(The Center Square) – The federal government issued a scathing report on the Illinois Department of Employment Security’s failure to disclose misspending during the pandemic.
A report from the U.S. Department of Labor’s Office of the Inspector General highlights Illinois for failing to submit required information on the taxpayer dollars spent during the COVID-19 pandemic, including to fraudsters.
The Inspector General said it is important to obtain the information in order to prevent fraud in the future.
“Without accurate state performance information, Congress and the ETA (Employment & Training Administration) are not able to fully assess state activities and mitigate the risk of overpayments and fraud for future programs of a similar nature,” the report said.

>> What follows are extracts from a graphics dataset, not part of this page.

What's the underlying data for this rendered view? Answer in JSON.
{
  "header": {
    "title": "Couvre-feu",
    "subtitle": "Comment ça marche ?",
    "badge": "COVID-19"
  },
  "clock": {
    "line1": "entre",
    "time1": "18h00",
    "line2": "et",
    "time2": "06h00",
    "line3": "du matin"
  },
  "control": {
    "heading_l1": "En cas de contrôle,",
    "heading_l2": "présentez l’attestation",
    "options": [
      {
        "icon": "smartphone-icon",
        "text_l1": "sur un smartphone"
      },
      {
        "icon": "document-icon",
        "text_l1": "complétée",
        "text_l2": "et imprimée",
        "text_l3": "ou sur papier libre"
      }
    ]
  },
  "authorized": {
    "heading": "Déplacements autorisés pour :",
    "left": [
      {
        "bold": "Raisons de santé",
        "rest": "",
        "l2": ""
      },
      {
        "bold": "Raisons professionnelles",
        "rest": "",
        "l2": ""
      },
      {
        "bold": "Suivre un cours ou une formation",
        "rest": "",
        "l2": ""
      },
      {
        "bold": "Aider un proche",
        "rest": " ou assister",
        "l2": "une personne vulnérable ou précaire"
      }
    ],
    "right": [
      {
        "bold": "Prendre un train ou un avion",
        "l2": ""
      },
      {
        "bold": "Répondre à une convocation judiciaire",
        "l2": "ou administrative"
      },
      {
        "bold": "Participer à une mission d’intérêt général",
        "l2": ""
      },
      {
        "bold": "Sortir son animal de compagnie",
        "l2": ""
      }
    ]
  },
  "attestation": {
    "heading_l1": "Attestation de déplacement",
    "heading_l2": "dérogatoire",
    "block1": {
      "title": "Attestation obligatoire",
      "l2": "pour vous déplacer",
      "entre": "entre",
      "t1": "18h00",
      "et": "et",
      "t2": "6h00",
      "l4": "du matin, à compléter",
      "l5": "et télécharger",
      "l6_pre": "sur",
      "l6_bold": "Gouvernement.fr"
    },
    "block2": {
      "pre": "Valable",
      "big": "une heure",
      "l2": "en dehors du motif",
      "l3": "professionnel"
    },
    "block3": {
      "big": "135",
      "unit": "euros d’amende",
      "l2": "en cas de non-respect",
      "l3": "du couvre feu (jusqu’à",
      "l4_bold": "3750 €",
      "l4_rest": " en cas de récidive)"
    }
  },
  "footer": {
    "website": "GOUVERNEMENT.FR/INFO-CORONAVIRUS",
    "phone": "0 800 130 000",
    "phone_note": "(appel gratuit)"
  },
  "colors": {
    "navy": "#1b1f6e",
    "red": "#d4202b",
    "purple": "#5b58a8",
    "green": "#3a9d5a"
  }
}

A state audit released in June found nearly $2 billion dollars in federal money intended to assist unemployed Illinoisans during the pandemic was lost to fraudulent claims. The audit found that, of the $3.6 billion in unemployment claims paid out from July 2020 through June 2021, nearly $1.9 billion was found to be fraudulent.
The state audit found that IDES failed to implement general information technology controls over Pandemic Unemployment Assistance and failed to maintain accurate pandemic unemployment assistance claimant data.

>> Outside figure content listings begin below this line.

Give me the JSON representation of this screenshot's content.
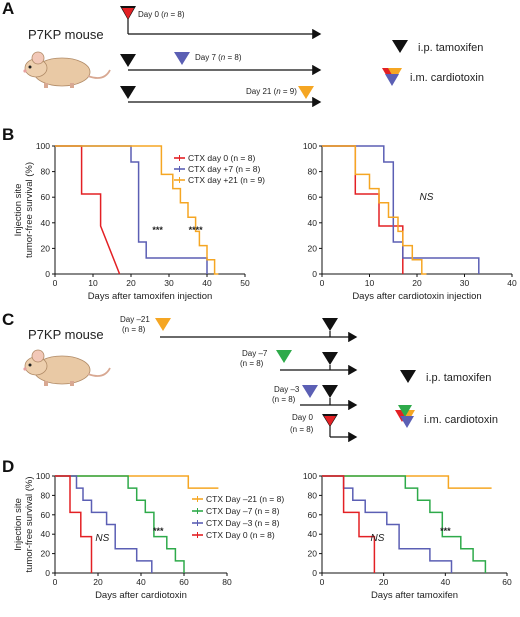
{
  "colors": {
    "red": "#e32024",
    "blue": "#5b5fb4",
    "orange": "#f5a623",
    "green": "#2eaa4a",
    "black": "#111111",
    "arrow": "#111111"
  },
  "panels": {
    "A": "A",
    "B": "B",
    "C": "C",
    "D": "D"
  },
  "panelA": {
    "mouse_label": "P7KP mouse",
    "rows": [
      {
        "day_text": "Day 0 (",
        "n_text": "n",
        "n_val": " = 8)",
        "color": "red"
      },
      {
        "day_text": "Day 7 (",
        "n_text": "n",
        "n_val": " = 8)",
        "color": "blue"
      },
      {
        "day_text": "Day 21 (",
        "n_text": "n",
        "n_val": " = 9)",
        "color": "orange"
      }
    ],
    "legend_tam": "i.p. tamoxifen",
    "legend_ctx": "i.m. cardiotoxin"
  },
  "panelC": {
    "mouse_label": "P7KP mouse",
    "rows": [
      {
        "day_text": "Day –21",
        "n_text": "(n = 8)",
        "color": "orange"
      },
      {
        "day_text": "Day –7",
        "n_text": "(n = 8)",
        "color": "green"
      },
      {
        "day_text": "Day –3",
        "n_text": "(n = 8)",
        "color": "blue"
      },
      {
        "day_text": "Day 0",
        "n_text": "(n = 8)",
        "color": "red"
      }
    ],
    "legend_tam": "i.p. tamoxifen",
    "legend_ctx": "i.m. cardiotoxin"
  },
  "chart_data": [
    {
      "id": "B-left",
      "type": "line",
      "step": true,
      "ylabel": "Injection site tumor-free survival (%)",
      "xlabel": "Days after tamoxifen injection",
      "xlim": [
        0,
        50
      ],
      "ylim": [
        0,
        100
      ],
      "xticks": [
        0,
        10,
        20,
        30,
        40,
        50
      ],
      "yticks": [
        0,
        20,
        40,
        60,
        80,
        100
      ],
      "legend_position": "top-right",
      "series": [
        {
          "name": "CTX day 0 (n = 8)",
          "color": "red",
          "x": [
            0,
            7,
            7,
            12,
            12,
            17
          ],
          "y": [
            100,
            100,
            62.5,
            62.5,
            37.5,
            0
          ]
        },
        {
          "name": "CTX day +7 (n = 8)",
          "color": "blue",
          "x": [
            0,
            20,
            20,
            22,
            22,
            24,
            24,
            40,
            40
          ],
          "y": [
            100,
            100,
            87.5,
            87.5,
            25,
            25,
            12.5,
            12.5,
            0
          ]
        },
        {
          "name": "CTX day +21 (n = 9)",
          "color": "orange",
          "x": [
            0,
            28,
            28,
            31,
            31,
            33,
            33,
            35,
            35,
            37,
            37,
            38,
            38,
            40,
            40,
            42,
            42,
            43,
            43
          ],
          "y": [
            100,
            100,
            77.8,
            77.8,
            66.7,
            66.7,
            55.6,
            55.6,
            44.4,
            44.4,
            33.3,
            33.3,
            22.2,
            22.2,
            11.1,
            11.1,
            0,
            0,
            0
          ]
        }
      ],
      "annotations": [
        {
          "text": "***",
          "x": 27,
          "y": 32
        },
        {
          "text": "****",
          "x": 37,
          "y": 32
        }
      ]
    },
    {
      "id": "B-right",
      "type": "line",
      "step": true,
      "xlabel": "Days after cardiotoxin injection",
      "xlim": [
        0,
        40
      ],
      "ylim": [
        0,
        100
      ],
      "xticks": [
        0,
        10,
        20,
        30,
        40
      ],
      "yticks": [
        0,
        20,
        40,
        60,
        80,
        100
      ],
      "series": [
        {
          "name": "CTX day 0",
          "color": "red",
          "x": [
            0,
            7,
            7,
            12,
            12,
            17,
            17
          ],
          "y": [
            100,
            100,
            62.5,
            62.5,
            37.5,
            37.5,
            0
          ]
        },
        {
          "name": "CTX day +7",
          "color": "blue",
          "x": [
            0,
            13,
            13,
            15,
            15,
            17,
            17,
            33,
            33
          ],
          "y": [
            100,
            100,
            87.5,
            87.5,
            25,
            25,
            12.5,
            12.5,
            0
          ]
        },
        {
          "name": "CTX day +21",
          "color": "orange",
          "x": [
            0,
            7,
            7,
            10,
            10,
            12,
            12,
            14,
            14,
            16,
            16,
            17,
            17,
            19,
            19,
            21,
            21,
            22,
            22
          ],
          "y": [
            100,
            100,
            77.8,
            77.8,
            66.7,
            66.7,
            55.6,
            55.6,
            44.4,
            44.4,
            33.3,
            33.3,
            22.2,
            22.2,
            11.1,
            11.1,
            0,
            0,
            0
          ]
        }
      ],
      "annotations": [
        {
          "text": "NS",
          "x": 22,
          "y": 58,
          "italic": true
        }
      ]
    },
    {
      "id": "D-left",
      "type": "line",
      "step": true,
      "ylabel": "Injection site tumor-free survival (%)",
      "xlabel": "Days after cardiotoxin",
      "xlim": [
        0,
        80
      ],
      "ylim": [
        0,
        100
      ],
      "xticks": [
        0,
        20,
        40,
        60,
        80
      ],
      "yticks": [
        0,
        20,
        40,
        60,
        80,
        100
      ],
      "legend_position": "right",
      "series": [
        {
          "name": "CTX Day –21 (n = 8)",
          "color": "orange",
          "x": [
            0,
            62,
            62,
            76
          ],
          "y": [
            100,
            100,
            87.5,
            87.5
          ]
        },
        {
          "name": "CTX Day –7 (n = 8)",
          "color": "green",
          "x": [
            0,
            34,
            34,
            38,
            38,
            42,
            42,
            46,
            46,
            52,
            52,
            56,
            56,
            60,
            60
          ],
          "y": [
            100,
            100,
            87.5,
            87.5,
            75,
            75,
            62.5,
            62.5,
            37.5,
            37.5,
            25,
            25,
            12.5,
            12.5,
            0
          ]
        },
        {
          "name": "CTX Day –3 (n = 8)",
          "color": "blue",
          "x": [
            0,
            10,
            10,
            13,
            13,
            17,
            17,
            24,
            24,
            28,
            28,
            38,
            38,
            45,
            45
          ],
          "y": [
            100,
            100,
            87.5,
            87.5,
            75,
            75,
            62.5,
            62.5,
            50,
            50,
            25,
            25,
            12.5,
            12.5,
            0
          ]
        },
        {
          "name": "CTX Day 0 (n = 8)",
          "color": "red",
          "x": [
            0,
            7,
            7,
            12,
            12,
            17,
            17
          ],
          "y": [
            100,
            100,
            62.5,
            62.5,
            37.5,
            37.5,
            0
          ]
        }
      ],
      "annotations": [
        {
          "text": "NS",
          "x": 22,
          "y": 33,
          "italic": true
        },
        {
          "text": "***",
          "x": 48,
          "y": 40
        }
      ]
    },
    {
      "id": "D-right",
      "type": "line",
      "step": true,
      "xlabel": "Days after tamoxifen",
      "xlim": [
        0,
        60
      ],
      "ylim": [
        0,
        100
      ],
      "xticks": [
        0,
        20,
        40,
        60
      ],
      "yticks": [
        0,
        20,
        40,
        60,
        80,
        100
      ],
      "series": [
        {
          "name": "CTX Day –21",
          "color": "orange",
          "x": [
            0,
            41,
            41,
            55
          ],
          "y": [
            100,
            100,
            87.5,
            87.5
          ]
        },
        {
          "name": "CTX Day –7",
          "color": "green",
          "x": [
            0,
            27,
            27,
            31,
            31,
            35,
            35,
            39,
            39,
            45,
            45,
            49,
            49,
            53,
            53
          ],
          "y": [
            100,
            100,
            87.5,
            87.5,
            75,
            75,
            62.5,
            62.5,
            37.5,
            37.5,
            25,
            25,
            12.5,
            12.5,
            0
          ]
        },
        {
          "name": "CTX Day –3",
          "color": "blue",
          "x": [
            0,
            7,
            7,
            10,
            10,
            14,
            14,
            21,
            21,
            25,
            25,
            35,
            35,
            42,
            42
          ],
          "y": [
            100,
            100,
            87.5,
            87.5,
            75,
            75,
            62.5,
            62.5,
            50,
            50,
            25,
            25,
            12.5,
            12.5,
            0
          ]
        },
        {
          "name": "CTX Day 0",
          "color": "red",
          "x": [
            0,
            7,
            7,
            12,
            12,
            17,
            17
          ],
          "y": [
            100,
            100,
            62.5,
            62.5,
            37.5,
            37.5,
            0
          ]
        }
      ],
      "annotations": [
        {
          "text": "NS",
          "x": 18,
          "y": 33,
          "italic": true
        },
        {
          "text": "***",
          "x": 40,
          "y": 40
        }
      ]
    }
  ]
}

Officials at IDES blamed insufficient and flawed federal guidance.
Haywood Talcove, the CEO of Lexis-Nexis Risk Solutions, said at the height of the pandemic, there were directions on how to swindle the agency, something IDES officials were oblivious to.
“On the ‘Dark Web’ explains how to get past the Illinois Department of Employment Security tools to get a benefit paid,” said Talcove. “They should know about that before I know about that.”
Illinois was one of a few states that borrowed to pay unemployment claims during the pandemic. The state paid down some of the $4.5 billion using federal COVID-19 relief dollars, but still carries a $1.8 billion balance with taxpayers covering the accrued interest.
A request for comment from IDES went unanswered.
Two bipartisan bills were signed into law Friday aimed at holding accountable people who commit fraud under pandemic relief programs.
The two new laws will extend the time period prosecutors have to prosecute people who committed fraud through the Paycheck Protection Program or COVID-19 Economic Injury Disaster Loan program, extending the statute of limitations for criminal and civil enforcement against a borrower to ten years.